The 45-year-old son of the late Justice James Davis of the Court of Appeal and English teacher, Marlene Davis, was about 11 when he caught his first wave and it is etched in his memory to this day.
The excitement comes through his voice as he reminisces: “It was very exhilarating. Riding a wave to shore you pick up a speed from a wave, and the first time you feel you can catch and harness the energy of riding the wave to the shore, or as far as you can get without falling off, and you always want to do it again. You get really excited, people will scream when they get a wave.”
As his love for speed developed, at 12, with a bunch of friends he rode a BMX bicycle on a vert ramp up to about ten feet in height.
“I was young, and we were fearless when it came to those things. We had no respect for speed, and would go down on a bicycle too fast and fall real bad...We built the ramp ourselves. One friend was good at construction and design, we had picked up how to pound nail into wood from being around people building houses, saw how the ramp was built on television and did it.”
Besides the ramp, there were the friends with whom he had surfed, eventually graduating to the waves on the line-up. “Like behind the breakers,” he explains. “I still rode the ramps but developed a strong love for surfing.”
From Bishop Anstey Junior School, Davis went to Trinity College, Moka and finally Queen’s Royal College, where he played a little bit of football but did not consider himself the best especially after some injuries, and also played some cricket. But it was always surfing.

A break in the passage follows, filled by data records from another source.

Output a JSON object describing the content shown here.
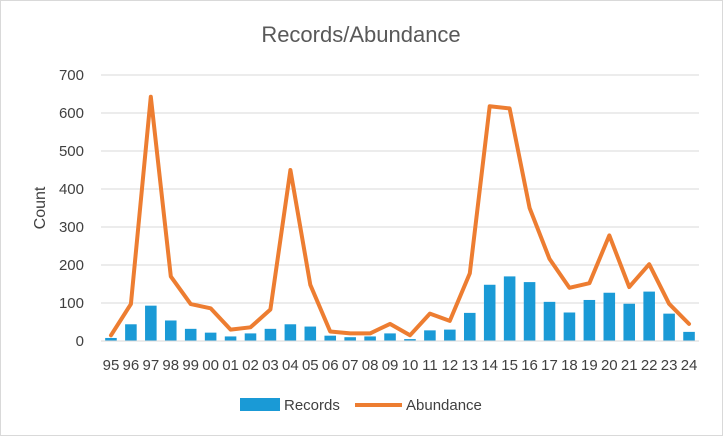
{
  "chart_data": {
    "type": "bar+line",
    "title": "Records/Abundance",
    "xlabel": "",
    "ylabel": "Count",
    "ylim": [
      0,
      700
    ],
    "yticks": [
      0,
      100,
      200,
      300,
      400,
      500,
      600,
      700
    ],
    "grid": true,
    "legend": "bottom",
    "categories": [
      "95",
      "96",
      "97",
      "98",
      "99",
      "00",
      "01",
      "02",
      "03",
      "04",
      "05",
      "06",
      "07",
      "08",
      "09",
      "10",
      "11",
      "12",
      "13",
      "14",
      "15",
      "16",
      "17",
      "18",
      "19",
      "20",
      "21",
      "22",
      "23",
      "24"
    ],
    "series": [
      {
        "name": "Records",
        "type": "bar",
        "color": "#1a9ad6",
        "values": [
          8,
          44,
          93,
          54,
          32,
          22,
          12,
          20,
          32,
          44,
          38,
          14,
          10,
          12,
          20,
          5,
          28,
          30,
          74,
          148,
          170,
          155,
          103,
          75,
          108,
          127,
          98,
          130,
          72,
          24
        ]
      },
      {
        "name": "Abundance",
        "type": "line",
        "color": "#ed7d31",
        "values": [
          15,
          97,
          643,
          170,
          97,
          86,
          30,
          36,
          83,
          450,
          148,
          25,
          20,
          20,
          45,
          15,
          72,
          53,
          178,
          618,
          612,
          350,
          216,
          140,
          152,
          278,
          142,
          202,
          98,
          45
        ]
      }
    ]
  }
}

What is it about surfing that eventually led to his making a career out of producing surf boards? He explains. “There is a saying that only a surfer knows the feeling, to describe it is trying to tell you what it is like trying liquor for the first time. It’s intoxicating and as well is a very healthy sport because your physical ability has to be tops. I was a swimmer first, which definitely helped with the conditioning that is associated with being out there, sometimes for as long as or more than eight hours.
“It becomes addictive, you don’t want to stop riding a wave. Waves come from the blowing of wind and the wind comes from the spinning of the earth.” Davis becomes more excited as he continues. “So you are actually riding the energy of the earth, there is no motor, your aim is to catch and ride a wave that is water that goes vertical, and because of the spinning of the earth you are riding something that is the energy of the earth. The first time you catch a wave, it’s an amazing feeling. You learn on small waves, so as you feel this energy which increases with the size of the wave, the feeling is even more intense.”

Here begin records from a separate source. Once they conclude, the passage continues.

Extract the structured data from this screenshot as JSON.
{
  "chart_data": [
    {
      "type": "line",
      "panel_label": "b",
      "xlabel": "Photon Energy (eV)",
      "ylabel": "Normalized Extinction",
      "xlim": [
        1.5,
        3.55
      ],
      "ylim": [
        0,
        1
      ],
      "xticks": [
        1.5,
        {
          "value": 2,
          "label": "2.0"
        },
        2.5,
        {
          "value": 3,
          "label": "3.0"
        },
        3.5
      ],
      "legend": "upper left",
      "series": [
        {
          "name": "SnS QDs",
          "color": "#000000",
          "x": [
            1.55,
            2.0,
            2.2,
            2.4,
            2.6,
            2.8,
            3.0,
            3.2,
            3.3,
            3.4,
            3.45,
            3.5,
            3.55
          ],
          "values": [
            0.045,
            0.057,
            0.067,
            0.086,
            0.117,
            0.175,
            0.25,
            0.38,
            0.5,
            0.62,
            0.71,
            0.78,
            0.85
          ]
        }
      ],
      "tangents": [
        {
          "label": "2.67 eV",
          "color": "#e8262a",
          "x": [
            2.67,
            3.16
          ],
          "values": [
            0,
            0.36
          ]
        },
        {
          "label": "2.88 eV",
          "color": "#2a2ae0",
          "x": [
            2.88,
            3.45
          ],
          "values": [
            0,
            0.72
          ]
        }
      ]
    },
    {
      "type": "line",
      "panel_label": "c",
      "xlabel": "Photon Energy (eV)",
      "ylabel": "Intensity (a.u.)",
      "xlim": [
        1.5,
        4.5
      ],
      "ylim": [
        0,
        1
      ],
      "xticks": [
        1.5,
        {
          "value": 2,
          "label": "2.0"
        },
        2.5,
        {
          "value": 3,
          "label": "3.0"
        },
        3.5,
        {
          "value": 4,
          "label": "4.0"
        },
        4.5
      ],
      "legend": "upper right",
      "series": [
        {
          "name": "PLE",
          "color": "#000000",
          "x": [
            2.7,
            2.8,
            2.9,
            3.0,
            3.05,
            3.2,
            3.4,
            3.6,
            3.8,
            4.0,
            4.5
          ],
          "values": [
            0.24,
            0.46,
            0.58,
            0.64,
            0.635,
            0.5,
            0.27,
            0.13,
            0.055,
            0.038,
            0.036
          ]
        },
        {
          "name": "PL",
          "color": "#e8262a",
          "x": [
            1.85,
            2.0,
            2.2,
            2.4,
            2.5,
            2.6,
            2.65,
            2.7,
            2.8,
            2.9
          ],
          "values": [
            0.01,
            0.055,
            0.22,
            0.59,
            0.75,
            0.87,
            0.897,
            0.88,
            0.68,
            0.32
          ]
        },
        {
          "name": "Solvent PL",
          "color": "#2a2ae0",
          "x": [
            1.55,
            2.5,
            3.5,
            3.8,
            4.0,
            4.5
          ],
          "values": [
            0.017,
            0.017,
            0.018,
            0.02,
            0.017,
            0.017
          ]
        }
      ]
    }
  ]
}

He said there is some fear if it’s a very big wave which can hurt you, as these are not like learning waves. “It takes years before you can get into big waves. The surfing talent really exists on the North Coast and Tobago, since children out of places like Balandra, live there. They grow up and are groomed from just listening to the surf as they are born on the beach....For the first time the sport has been acknowledged and the International Olympic Committee has included it into the Tokyo Olympics in 2020.”
As a teenager, Davis went to pursue a course of study in one of the traditional disciplines, business administration, at Palm Beach Community College in Florida. He participated in a contest in France as part of a national team and met the Venezuelan team . “TT being very close to Venezuela, I made friends with them and the guy who made boards sponsored me to get boards made at his factory... When you compete a lot you need plenty of boards.”

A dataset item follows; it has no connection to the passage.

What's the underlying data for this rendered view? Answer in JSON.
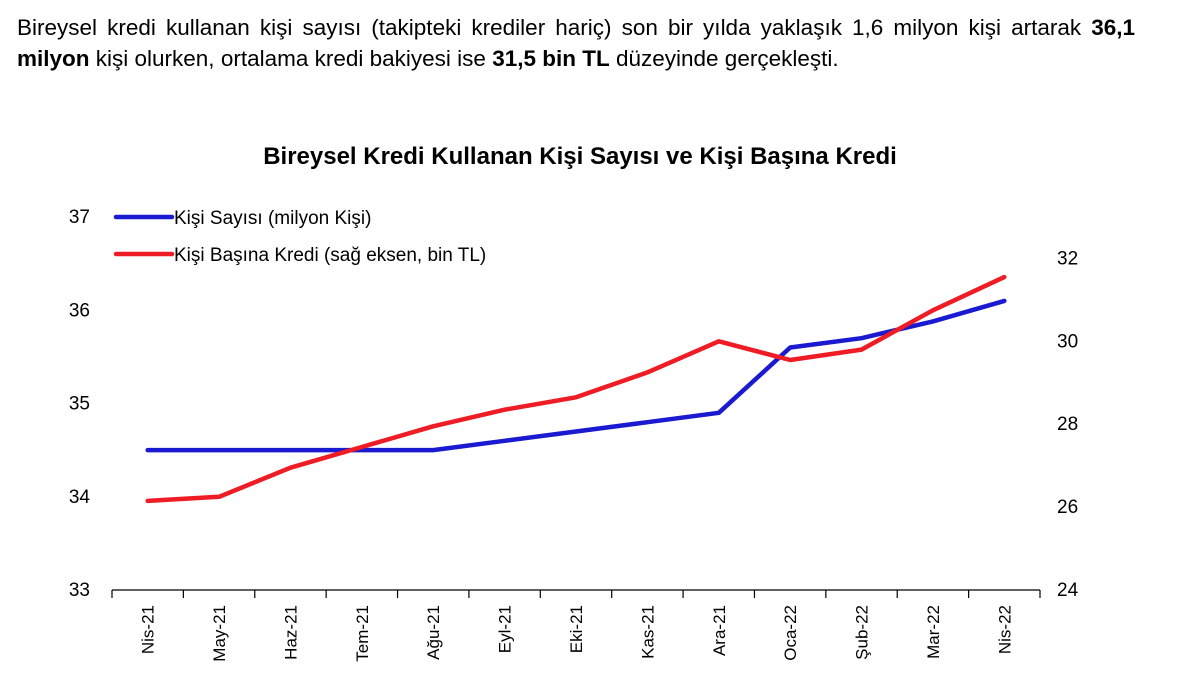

Boards are made out of foam for “floatiness” and fibre glass for “strength”. A competitor, unlike the average surfer, must be very particular about the quality of the board and must have it light, whereas the non-competitor wants a stronger board and life out of the board. Davis makes the comparison that “just as no two snowflakes in the world are alike, there are no two boards identically alike, even when it is made on the computer, which is the new age way of making boards so that the end product gets a lot of consistency and speed. Boards have gone through changes in recent years, so the average length is about six feet and weight about six pounds. Light but very strong.”
Davis has surfed in England, France, California, Portugal and other places, and has developed so many friendships and contacts that his boards have reached as far as Australia. The toymaker, as he calls himself, now imports material from California and makes his surfboards right here at home.
Davis is thankful that he learned how to surf, as it has taught him a lot of life lessons, such as how to treat people and how to get along in the water, as it is a kind of brotherhood where everyone has to look out for each other.
“Surfers are like lifeguards as well, and it has happened already in Balandra or Toco, where you pull up on the beach and with the board as a floating device you can get back out to people in difficulty, pull them up on the board and bring them back to shore. And you helped save a life. As a surfer you just try and live well with everybody.”